Hi DIYers! We're back with another video recap. Sadly, our video team took a break a couple weeks ago, so there was no recap last week. But they came back strong last week with seven (7) new videos! The Alarm Grid boys Jarrett, Jorge, and Joe are all back. Let's check out the videos!
Our always helpful alarm technician Jarrett explains which cellular communicators work with a Honeywell VISTA 20P. The system needs an added alarm monitoring communicator to connect with the AlarmNet360 servers and Total Connect 2.0. If you decide to get a cellular communicator, then you must make sure that your monitoring plan supports cellular service. It is strongly recommended that you get an LTE cellular communicator for the system. These include the Honeywell LTE-XA (AT&T LTE), the Honeywell LTE-XV (Verizon LTE), the Honeywell LTE-IA (AT&T LTE & IP) and the Honeywell LTE-IV (Verizon LTE & IP).

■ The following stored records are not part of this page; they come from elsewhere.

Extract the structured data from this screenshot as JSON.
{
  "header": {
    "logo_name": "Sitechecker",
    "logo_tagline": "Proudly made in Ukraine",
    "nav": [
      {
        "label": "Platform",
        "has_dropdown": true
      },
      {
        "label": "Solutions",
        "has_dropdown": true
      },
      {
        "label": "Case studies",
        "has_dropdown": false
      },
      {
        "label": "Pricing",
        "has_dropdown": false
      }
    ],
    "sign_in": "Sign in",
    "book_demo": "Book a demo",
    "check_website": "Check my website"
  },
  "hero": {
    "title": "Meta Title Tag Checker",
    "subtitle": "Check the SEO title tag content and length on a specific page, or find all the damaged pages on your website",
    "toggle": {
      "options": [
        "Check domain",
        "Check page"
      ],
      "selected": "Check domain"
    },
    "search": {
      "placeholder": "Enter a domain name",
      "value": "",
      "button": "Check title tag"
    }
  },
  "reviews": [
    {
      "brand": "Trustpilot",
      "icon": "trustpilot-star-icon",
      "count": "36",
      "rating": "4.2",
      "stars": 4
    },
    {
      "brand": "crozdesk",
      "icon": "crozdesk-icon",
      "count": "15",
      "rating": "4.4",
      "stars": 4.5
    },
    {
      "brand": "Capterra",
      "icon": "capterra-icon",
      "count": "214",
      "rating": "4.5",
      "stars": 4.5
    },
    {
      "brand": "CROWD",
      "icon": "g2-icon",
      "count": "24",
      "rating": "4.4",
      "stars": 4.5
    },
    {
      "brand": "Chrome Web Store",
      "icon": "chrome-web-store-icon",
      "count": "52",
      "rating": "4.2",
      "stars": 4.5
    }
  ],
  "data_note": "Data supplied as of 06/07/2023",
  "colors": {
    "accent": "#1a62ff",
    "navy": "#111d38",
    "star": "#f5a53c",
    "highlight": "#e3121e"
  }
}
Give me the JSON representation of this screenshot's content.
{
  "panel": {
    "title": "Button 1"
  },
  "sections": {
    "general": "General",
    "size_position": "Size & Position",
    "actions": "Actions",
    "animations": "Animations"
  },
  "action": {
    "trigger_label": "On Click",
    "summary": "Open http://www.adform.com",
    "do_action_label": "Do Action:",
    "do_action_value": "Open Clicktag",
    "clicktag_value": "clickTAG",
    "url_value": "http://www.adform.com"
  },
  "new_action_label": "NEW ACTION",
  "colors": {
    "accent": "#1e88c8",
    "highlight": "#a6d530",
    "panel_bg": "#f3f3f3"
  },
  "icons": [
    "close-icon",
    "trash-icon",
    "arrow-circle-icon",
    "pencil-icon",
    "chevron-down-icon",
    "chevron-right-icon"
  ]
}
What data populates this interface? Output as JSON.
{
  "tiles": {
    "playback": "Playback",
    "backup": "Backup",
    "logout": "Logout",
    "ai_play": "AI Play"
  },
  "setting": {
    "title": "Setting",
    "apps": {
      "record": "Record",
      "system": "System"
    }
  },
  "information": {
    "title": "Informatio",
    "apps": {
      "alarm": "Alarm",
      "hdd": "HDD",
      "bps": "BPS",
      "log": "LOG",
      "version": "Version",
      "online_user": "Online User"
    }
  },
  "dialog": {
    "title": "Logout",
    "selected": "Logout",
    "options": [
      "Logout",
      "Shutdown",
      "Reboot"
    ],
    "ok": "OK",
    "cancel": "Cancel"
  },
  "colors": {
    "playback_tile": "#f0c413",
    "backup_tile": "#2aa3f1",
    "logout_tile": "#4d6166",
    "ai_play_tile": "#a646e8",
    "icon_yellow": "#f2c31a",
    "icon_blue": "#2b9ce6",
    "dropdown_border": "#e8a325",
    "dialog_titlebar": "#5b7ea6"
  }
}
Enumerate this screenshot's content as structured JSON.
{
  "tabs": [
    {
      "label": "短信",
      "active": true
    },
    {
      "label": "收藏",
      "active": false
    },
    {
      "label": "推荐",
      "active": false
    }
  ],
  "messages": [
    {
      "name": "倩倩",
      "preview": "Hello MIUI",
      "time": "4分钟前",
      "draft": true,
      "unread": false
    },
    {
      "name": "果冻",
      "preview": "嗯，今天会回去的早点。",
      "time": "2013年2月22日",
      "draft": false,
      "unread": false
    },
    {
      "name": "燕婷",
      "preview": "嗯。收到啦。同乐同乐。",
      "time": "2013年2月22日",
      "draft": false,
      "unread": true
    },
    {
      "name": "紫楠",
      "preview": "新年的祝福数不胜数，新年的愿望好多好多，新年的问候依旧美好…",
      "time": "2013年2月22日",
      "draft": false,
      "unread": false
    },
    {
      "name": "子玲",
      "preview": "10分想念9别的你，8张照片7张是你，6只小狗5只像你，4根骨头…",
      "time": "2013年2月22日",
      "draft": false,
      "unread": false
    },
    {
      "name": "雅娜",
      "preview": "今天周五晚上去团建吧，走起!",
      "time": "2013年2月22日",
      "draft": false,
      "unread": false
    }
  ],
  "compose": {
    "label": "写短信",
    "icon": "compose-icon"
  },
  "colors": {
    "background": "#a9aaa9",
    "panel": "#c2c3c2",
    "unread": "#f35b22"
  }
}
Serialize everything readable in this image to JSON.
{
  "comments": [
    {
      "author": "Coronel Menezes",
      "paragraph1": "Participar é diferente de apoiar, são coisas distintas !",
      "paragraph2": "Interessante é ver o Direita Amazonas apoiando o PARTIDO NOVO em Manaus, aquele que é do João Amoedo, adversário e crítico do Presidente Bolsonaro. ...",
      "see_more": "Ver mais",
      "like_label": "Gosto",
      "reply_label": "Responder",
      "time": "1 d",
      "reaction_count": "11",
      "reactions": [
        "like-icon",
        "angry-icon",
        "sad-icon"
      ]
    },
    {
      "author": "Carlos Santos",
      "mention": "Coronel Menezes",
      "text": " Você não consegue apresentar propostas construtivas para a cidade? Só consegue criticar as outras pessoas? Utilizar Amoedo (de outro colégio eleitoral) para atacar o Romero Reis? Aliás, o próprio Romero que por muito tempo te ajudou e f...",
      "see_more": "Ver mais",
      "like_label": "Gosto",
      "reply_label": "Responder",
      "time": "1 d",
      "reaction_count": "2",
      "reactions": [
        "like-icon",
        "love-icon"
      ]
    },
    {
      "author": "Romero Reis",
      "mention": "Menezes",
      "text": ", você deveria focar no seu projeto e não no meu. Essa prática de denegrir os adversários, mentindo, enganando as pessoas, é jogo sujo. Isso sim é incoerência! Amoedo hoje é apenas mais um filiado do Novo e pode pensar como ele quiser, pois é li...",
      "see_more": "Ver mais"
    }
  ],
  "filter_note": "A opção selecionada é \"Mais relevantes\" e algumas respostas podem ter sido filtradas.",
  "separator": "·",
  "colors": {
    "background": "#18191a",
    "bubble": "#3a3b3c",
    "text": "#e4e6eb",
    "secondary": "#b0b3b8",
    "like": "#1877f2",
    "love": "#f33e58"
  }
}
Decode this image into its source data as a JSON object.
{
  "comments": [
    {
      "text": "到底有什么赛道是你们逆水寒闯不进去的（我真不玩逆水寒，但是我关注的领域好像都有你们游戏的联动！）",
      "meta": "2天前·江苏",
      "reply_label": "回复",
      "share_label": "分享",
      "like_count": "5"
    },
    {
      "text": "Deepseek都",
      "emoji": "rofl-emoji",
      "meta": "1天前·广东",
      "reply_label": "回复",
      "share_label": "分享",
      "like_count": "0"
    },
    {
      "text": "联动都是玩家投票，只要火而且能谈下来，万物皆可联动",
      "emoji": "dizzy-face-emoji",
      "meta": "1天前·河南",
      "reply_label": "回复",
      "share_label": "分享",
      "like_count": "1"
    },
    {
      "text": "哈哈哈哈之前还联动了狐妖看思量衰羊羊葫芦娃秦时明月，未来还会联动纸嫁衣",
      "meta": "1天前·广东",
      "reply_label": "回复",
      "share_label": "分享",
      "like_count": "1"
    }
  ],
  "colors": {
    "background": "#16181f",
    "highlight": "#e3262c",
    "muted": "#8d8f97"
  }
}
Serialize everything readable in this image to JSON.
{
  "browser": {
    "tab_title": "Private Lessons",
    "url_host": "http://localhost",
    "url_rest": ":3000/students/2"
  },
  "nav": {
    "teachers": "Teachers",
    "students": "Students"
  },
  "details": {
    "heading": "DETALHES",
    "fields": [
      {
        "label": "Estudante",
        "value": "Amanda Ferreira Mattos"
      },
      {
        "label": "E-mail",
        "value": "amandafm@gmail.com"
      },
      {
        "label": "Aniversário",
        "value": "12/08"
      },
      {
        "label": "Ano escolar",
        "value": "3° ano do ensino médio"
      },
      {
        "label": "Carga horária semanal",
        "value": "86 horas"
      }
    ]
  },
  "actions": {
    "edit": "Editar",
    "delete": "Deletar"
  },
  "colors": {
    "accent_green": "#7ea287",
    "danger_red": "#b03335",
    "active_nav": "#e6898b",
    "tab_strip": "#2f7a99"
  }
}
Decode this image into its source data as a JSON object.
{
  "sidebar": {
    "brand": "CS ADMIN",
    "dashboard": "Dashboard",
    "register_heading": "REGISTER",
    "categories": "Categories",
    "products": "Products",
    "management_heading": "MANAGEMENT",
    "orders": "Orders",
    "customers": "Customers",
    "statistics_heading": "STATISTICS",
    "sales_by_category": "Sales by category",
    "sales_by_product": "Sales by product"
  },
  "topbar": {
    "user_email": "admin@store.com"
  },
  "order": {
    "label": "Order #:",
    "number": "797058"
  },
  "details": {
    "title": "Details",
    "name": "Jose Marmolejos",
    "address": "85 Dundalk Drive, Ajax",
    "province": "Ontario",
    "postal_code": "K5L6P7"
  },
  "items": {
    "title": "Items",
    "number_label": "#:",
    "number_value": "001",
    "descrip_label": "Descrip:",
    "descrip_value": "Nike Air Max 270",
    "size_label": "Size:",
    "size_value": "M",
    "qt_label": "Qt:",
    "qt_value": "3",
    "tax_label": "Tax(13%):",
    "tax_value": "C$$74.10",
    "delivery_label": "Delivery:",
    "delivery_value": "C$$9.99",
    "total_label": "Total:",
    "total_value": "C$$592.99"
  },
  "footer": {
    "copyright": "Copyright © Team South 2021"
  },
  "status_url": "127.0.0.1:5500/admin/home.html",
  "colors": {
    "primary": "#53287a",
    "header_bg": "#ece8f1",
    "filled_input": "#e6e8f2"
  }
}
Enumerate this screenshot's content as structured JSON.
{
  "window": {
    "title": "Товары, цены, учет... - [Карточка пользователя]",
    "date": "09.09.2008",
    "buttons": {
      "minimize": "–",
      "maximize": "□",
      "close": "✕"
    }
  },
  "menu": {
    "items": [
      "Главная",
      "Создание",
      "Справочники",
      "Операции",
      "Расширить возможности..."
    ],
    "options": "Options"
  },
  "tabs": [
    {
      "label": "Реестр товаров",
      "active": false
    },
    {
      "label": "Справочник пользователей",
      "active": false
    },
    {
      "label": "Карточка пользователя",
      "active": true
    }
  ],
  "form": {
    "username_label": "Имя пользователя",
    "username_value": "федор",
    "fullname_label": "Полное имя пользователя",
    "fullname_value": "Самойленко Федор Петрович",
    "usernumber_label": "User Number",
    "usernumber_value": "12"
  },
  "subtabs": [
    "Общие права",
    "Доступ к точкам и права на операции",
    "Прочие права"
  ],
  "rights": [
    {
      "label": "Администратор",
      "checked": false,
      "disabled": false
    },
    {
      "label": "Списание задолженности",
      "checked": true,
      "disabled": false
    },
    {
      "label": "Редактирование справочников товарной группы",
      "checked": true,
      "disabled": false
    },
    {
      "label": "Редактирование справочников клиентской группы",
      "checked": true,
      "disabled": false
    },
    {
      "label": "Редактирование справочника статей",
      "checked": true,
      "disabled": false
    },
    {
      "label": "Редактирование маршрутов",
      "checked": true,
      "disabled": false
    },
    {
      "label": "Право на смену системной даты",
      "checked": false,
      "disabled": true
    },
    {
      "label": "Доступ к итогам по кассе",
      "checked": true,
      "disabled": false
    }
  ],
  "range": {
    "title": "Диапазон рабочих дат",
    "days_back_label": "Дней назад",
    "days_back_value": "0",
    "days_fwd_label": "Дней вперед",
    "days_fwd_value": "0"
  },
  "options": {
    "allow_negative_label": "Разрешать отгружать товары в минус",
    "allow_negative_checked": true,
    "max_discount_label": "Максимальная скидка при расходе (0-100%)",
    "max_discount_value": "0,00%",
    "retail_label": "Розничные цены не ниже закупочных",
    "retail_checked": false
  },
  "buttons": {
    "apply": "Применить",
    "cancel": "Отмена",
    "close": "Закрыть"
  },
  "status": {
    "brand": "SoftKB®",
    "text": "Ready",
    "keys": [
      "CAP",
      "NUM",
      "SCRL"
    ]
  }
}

Joe smiles and waves as he helps you make the decision of whether to use 2-wire smoke detectors or 4-wire smoke detectors with your hardwired security system. Most users will choose 2-wire smoke detectors because they can be used without extra equipment. But the downside is that 2-wire smoke detectors can only be used with a designated smoke detector reset zone, such as Zone 1 on a Honeywell VISTA Panel. A 4-wire smoke detector can be used on any hardwired zone, but you will need extra equipment, including a power supply and relay.
Joe gives another big wave as he provides various reasons why a hardwired door and window contact sensor may not be working properly. A common reason for this is that the magnet is not properly aligned with the sensor. This causes the reed switch inside the sensor to remain open, even when the door or window is closed. Properly aligning the magnet with the sensor will fix this issue. Another possibility is that the wire leading from the sensor to the panel may be damaged or cut. In that case, you would need to re-wire the sensor.
Three cheers for Joe, as he explains how to put a Honeywell 5834-4 Key Fob into its high-security mode. This key fob can be set for a low-security mode or a high-security mode. When the key fob is in high-security mode, the device is essentially "synced" with the system and using rolling-code encrypted communication. This makes it significantly more difficult for a savvy intruder to try and tamper with the device. The 5834-4 will use a green LED in its low-security mode, while it will use a red LED in its high-security mode.
Joe graces us with a fourth video, as he shows how to enroll a PowerG CO Detector with a Qolsys IQ Panel 2 Plus. Adding carbon monoxide sensors to your security system is important. Carbon monoxide is an odorless and tasteless gas that kills hundreds of people every year in the United States. Most of these deaths occur during the winter months when heaters are commonly used in homes. A faulty heater can lead to a CO outbreak. However, CO deaths can also occur due to other factors, such as accidentally leaving a vehicle running in an enclosed garage.
Jorge is here to show us how to enroll a DSC PG9939 Key Fob with a Qolsys IQ Panel 2 Plus. This key fob can be auto-enrolled like pretty much any other compatible sensor for the system. This is done by putting the system into its auto-enrollment mode and then activating the device to transmit a signal. You will need to choose a Sensor Group for the key fob. The most common Sensor Group to choose is 1 - Mobile Intrusion. The DSC PG9939 features four (4) buttons that you can use to control the IQ Panel 2 Plus System.
Jorge is the master of key fobs, as he shows you how to find the Serial Number for a Honeywell Key Fob. The Serial Number is used for enrolling the key fob with the system. The best way to enroll a Honeywell Key Fob with a system is to auto-enroll it. If you manually enter the Serial Number, there is a chance that you might make a mistake. Auto-enrolling will prevent this. It also ensures that the key fob can communicate the with panel properly. Once you auto-enroll the key fob, the Serial Number will automatically appear on the screen.